Nanoscale Magnetic Domain Memory

TL;DR

This paper reviews the phenomenon of nanoscale magnetic domain memory (MDM), detailing how it occurs in various magnetic materials and conditions, and how it can be controlled through cooling and material coupling techniques.

Contribution

It provides a comprehensive overview of MDM mechanisms, experimental observations, and control methods, highlighting new insights into nanoscale magnetic memory behavior.

Findings

MDM observed in rough Co/Pt multilayers due to defects

Achieving 100% MDM via exchange coupling with antiferromagnetic layers

MDM can be controlled by cooling field adjustments

Abstract

Magnetic domain memory (MDM) is the ability exhibited by certain magnetic materials to reproduce the exact same nanoscale magnetic domain pattern, even after it has been completely erased by an external magnetic field.
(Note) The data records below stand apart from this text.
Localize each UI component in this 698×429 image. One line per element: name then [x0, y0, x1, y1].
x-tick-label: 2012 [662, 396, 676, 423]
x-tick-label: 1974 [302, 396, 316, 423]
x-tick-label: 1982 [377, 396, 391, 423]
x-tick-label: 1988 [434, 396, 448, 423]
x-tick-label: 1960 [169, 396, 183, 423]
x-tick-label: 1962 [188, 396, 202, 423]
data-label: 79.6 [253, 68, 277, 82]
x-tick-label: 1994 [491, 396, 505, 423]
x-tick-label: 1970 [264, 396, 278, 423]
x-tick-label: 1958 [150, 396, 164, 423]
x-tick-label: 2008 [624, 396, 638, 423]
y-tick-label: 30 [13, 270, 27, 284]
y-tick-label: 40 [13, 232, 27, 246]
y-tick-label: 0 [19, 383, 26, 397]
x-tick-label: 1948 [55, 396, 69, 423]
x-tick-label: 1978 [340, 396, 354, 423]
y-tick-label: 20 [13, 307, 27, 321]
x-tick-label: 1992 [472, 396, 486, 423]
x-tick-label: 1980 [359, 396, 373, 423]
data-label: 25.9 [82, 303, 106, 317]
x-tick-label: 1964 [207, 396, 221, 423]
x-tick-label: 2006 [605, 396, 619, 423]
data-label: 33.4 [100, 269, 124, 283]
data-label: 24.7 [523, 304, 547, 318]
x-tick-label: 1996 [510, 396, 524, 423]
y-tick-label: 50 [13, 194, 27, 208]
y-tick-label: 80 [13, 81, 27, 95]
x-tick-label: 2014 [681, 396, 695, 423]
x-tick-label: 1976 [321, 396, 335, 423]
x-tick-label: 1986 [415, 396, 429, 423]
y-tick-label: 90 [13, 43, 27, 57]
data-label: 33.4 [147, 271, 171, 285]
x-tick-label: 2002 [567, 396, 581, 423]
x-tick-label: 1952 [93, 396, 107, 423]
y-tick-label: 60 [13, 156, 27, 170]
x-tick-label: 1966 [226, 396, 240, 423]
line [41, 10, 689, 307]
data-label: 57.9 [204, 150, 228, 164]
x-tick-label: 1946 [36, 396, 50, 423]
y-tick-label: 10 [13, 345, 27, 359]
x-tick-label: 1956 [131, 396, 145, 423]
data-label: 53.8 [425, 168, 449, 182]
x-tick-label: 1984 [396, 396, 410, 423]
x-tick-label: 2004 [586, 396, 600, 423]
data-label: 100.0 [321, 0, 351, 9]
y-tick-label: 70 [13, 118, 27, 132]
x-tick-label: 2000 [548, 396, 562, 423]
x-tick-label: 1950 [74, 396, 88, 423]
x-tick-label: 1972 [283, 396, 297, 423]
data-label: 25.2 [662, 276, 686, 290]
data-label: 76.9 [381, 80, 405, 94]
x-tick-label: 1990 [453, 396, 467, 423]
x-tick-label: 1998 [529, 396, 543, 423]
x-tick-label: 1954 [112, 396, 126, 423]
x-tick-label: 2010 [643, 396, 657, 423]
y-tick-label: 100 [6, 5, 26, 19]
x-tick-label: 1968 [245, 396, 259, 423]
In this chapter, we review the various circumstances under which this unusual phenomenon occurs. We explain how partial MDM was first observed in rough Co/Pt multilayers with perpendicular magnetization as a result of structural defects. We then show how 100 % MDM was achieved, even in smooth ferromagnetic films, by coupling Co/Pd multilayers to an antiferromagnetic IrMn template via exchange interactions. We describe how high MDM, extending through-out nearly the entirety of the magnetization process, is obtained when zero-field-cooling the material below its blocking temperature where exchange couplings occur. We also review the persistence of MDM through field cycling and while warming the material all the way up to the blocking temperature. Additionally, we discuss the spatial dependence of MDM, highlighting intriguing oscillatory behaviors suggesting magnetic correlations and rotational symmetries at the nanoscopic scales. Finally, we review the dependence of MDM on cooling conditions, revealing how MDM can be fully controlled, turned on and off, by adjusting the magnitude of the cooling field.